XTC released the sub par Nonsuch in 1992 and then went silent. For seven years. Then they returned with Apple Venus, a so-called ‘pastoral’ album that sounded (to me) as a sequel to Partridge’s 1986 masterpiece, ‘Skylarking’. Older, mellower, sophisticated and acoustic, the group still sounded relevant after more than 20 years on the job.
4. Season Cycle.
Speaking of Skylarking, here’s an album track from that LP. Producer Todd Rundgren gave Partridge a lot of stick for rhyming ‘cycle’ with ‘umbilical’, but it’s just the sort of silly, unusual couplet that I always found endearing rather than ridiculous.
5. Senses Working Overtime.
Sings for itself. One of best, if not the very best, of all XTC songs. Released as a single from 1982’s English Settlement LP. Unbelievably, it is the band’s only top 10 single (reaching number 10).
6. The Mayor of Simpleton.
Another single, this one from 1989’s Oranges and Lemons, perhaps the group’s last great LP. This one features terrific basslines from man of the match Mr. Moulding, who also provides solid backing vocals. As a rule, the songwriters usually sang lead on their songs, but Moulding’s voice was always present in the mix, much like how The Jam’s Bruce Foxton co-sang along with Paul Weller on the majority of that band’s songs. (Let’s add Foxton to the list of under-appreciated musicians from the era, while we’re at it.)
7. Yacht Dance.
More evidence of Dave Gregory’s talent. The modest guitarist had this to say about his beautiful nylon-string acoustic work: “It sounds difficult but it wasn’t. I just worked out these little phrases that sounded like what the song needed.” Simple as that! An album track from English Settlement.
8. No Thugs In Our House.
A rocker, as it were, with agitated lyrics snarled by Mr. Partridge. I wonder if Partridge’s unorthodox vocal delivery might have factored into XTC’s lack of success over here in the States? He’s often described as a ‘quirky’ singer, which can translate to ‘oddly irritating’. Not sure about that, but I do love this gem, another single and album track from English Settlement. Note the variety of the 3 songs on this ICA from that one LP.
9. Merely a Man.
An album side from Oranges and Lemons. Love the brass section competing with Gregory’s Hendrixish wah-wah soloing throughout.
10. Earn Enough For Us.
Saved the best for last. Another album side from Skylarking and my all-time favorite XTC song. If I could have written only one of their tunes, this is the one.

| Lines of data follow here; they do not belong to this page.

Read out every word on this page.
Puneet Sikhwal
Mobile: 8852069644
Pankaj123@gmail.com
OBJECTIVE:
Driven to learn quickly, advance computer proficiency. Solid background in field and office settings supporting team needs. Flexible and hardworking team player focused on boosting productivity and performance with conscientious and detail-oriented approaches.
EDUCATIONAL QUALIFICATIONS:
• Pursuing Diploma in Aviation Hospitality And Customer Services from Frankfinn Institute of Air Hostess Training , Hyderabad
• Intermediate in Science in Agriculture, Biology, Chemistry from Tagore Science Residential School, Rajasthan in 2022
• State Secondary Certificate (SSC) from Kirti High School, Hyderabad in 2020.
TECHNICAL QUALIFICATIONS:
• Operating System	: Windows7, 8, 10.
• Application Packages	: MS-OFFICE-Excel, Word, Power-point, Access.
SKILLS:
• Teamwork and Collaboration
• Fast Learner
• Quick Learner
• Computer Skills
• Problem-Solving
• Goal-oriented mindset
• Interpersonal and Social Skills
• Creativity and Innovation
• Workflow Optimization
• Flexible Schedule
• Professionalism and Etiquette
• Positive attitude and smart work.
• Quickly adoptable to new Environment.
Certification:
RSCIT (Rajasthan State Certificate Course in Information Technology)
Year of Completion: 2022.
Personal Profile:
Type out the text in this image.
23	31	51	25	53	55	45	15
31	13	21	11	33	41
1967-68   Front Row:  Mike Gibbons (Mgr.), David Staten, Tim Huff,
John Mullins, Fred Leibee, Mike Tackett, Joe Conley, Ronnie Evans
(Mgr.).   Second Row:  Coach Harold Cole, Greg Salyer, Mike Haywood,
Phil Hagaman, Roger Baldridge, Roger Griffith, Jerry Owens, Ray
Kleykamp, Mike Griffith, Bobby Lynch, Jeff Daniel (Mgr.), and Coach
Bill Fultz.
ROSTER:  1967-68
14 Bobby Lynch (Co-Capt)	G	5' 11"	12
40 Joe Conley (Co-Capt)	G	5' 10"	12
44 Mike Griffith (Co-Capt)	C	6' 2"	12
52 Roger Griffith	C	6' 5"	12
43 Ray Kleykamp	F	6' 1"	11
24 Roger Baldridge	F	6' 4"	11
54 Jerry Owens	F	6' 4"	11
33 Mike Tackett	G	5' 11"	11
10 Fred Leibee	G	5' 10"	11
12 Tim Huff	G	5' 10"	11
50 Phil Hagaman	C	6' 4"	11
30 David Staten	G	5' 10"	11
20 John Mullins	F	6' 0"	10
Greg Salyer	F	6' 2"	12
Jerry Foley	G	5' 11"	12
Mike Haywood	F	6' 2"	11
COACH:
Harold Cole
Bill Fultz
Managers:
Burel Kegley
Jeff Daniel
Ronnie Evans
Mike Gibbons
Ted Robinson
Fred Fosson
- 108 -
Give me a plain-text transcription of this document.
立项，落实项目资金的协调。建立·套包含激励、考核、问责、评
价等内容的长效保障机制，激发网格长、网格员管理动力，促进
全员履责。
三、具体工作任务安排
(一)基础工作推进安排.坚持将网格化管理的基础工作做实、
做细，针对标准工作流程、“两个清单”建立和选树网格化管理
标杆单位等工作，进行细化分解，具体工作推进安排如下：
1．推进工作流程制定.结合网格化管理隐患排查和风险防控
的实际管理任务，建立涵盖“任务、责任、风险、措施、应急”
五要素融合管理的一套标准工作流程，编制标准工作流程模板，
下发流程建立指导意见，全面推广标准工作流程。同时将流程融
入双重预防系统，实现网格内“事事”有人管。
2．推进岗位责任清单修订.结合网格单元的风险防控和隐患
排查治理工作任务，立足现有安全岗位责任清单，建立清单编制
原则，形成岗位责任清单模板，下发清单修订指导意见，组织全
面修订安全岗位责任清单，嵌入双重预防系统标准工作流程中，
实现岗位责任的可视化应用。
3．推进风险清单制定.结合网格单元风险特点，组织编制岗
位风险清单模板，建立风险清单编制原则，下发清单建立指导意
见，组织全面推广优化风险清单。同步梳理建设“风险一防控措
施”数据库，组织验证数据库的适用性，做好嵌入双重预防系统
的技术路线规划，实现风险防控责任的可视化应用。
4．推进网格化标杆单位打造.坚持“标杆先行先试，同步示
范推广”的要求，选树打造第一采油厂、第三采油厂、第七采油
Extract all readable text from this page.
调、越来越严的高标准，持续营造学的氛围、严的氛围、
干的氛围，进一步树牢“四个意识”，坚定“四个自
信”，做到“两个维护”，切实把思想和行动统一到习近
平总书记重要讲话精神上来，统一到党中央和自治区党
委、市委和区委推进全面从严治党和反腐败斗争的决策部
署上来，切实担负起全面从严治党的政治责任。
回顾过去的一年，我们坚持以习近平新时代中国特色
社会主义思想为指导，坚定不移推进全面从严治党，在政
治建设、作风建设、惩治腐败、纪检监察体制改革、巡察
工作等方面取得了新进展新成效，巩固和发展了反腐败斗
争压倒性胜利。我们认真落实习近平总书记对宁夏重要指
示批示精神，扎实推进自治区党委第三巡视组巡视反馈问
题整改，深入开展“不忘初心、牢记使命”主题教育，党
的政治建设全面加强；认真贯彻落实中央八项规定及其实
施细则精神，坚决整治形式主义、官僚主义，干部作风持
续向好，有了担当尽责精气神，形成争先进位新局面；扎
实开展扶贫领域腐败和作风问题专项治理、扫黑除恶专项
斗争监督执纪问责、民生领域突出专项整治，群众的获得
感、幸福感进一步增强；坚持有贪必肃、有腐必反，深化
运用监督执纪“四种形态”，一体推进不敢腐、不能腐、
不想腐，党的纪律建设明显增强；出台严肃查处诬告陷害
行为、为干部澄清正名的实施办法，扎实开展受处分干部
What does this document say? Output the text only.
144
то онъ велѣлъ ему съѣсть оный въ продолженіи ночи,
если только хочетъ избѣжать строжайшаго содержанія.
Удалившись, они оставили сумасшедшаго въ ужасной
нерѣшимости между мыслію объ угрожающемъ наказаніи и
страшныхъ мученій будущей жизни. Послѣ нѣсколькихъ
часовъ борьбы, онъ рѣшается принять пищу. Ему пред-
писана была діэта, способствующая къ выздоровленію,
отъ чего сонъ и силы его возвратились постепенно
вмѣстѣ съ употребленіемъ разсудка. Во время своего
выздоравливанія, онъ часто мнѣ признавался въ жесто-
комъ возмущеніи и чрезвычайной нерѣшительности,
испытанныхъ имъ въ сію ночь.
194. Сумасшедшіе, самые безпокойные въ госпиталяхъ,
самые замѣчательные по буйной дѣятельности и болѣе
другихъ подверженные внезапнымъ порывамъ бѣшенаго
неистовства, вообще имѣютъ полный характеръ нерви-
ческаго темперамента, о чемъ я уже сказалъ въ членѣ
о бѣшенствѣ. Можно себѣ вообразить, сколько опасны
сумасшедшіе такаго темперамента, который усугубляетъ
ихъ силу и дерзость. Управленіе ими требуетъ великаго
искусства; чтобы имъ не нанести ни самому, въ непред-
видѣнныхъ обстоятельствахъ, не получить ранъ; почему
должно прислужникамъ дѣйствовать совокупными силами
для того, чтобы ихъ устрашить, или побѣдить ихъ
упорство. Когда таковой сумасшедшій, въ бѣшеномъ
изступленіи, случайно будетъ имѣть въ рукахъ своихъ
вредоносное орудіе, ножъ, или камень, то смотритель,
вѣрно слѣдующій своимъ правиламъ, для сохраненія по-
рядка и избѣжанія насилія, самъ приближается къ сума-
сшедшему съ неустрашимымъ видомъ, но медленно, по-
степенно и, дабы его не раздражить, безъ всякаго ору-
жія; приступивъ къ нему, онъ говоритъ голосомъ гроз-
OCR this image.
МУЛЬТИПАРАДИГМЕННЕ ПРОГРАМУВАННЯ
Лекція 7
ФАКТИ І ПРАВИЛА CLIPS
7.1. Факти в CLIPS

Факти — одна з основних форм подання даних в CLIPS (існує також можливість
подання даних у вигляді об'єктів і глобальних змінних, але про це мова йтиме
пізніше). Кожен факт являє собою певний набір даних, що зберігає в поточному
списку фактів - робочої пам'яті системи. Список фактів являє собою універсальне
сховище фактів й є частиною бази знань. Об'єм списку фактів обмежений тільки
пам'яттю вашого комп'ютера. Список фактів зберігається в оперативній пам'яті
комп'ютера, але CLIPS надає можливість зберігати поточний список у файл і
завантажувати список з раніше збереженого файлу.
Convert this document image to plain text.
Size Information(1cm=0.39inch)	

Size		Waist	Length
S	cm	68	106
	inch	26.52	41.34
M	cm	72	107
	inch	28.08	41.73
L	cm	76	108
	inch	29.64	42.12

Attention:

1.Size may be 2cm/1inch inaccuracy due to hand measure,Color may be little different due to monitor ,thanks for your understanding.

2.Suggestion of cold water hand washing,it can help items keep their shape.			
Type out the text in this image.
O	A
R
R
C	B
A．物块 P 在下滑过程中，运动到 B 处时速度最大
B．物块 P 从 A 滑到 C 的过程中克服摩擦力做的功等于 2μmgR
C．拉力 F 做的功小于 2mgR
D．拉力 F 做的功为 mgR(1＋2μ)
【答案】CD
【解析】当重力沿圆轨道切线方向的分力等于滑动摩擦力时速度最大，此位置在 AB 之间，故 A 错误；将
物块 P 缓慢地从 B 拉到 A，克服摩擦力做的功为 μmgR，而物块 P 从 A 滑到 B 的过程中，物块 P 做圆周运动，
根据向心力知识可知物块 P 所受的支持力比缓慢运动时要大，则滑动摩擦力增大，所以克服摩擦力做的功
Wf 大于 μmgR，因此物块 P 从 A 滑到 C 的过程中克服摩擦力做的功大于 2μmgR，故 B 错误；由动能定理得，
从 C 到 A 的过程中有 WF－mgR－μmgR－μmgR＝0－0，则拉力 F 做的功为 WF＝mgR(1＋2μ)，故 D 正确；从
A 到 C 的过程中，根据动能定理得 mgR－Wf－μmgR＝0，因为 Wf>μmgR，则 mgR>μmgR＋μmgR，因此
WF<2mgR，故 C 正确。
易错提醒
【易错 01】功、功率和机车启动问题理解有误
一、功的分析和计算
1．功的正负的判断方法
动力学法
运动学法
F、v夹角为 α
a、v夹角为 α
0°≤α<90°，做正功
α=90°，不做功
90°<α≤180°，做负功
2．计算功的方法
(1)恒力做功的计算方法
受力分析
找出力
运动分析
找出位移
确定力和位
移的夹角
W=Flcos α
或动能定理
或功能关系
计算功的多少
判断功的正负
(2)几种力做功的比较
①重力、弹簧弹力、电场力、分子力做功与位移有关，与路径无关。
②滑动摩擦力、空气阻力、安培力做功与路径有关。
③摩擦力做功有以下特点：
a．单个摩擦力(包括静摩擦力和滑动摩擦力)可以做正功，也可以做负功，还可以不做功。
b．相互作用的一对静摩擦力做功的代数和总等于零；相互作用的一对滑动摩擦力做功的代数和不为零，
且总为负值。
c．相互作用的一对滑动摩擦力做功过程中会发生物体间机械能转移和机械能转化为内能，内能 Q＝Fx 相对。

Amazing that most of these songs are well over 30 years old…
Partridge recorded (as Sir John Johns) in XTC’s psychedelic side-project The Dukes of Stratosphear. Two of his best tracks are found on 1987’s Psonic Psunspot LP:
Brainiac’s Daughter – Meant to sound like a Sgt. Pepper outtake.
Pale and Precious – Kind of a lost Beach Boys track, but from Swindon instead of LA–right down to the ‘Good Vibrations’ background vocals and theremin!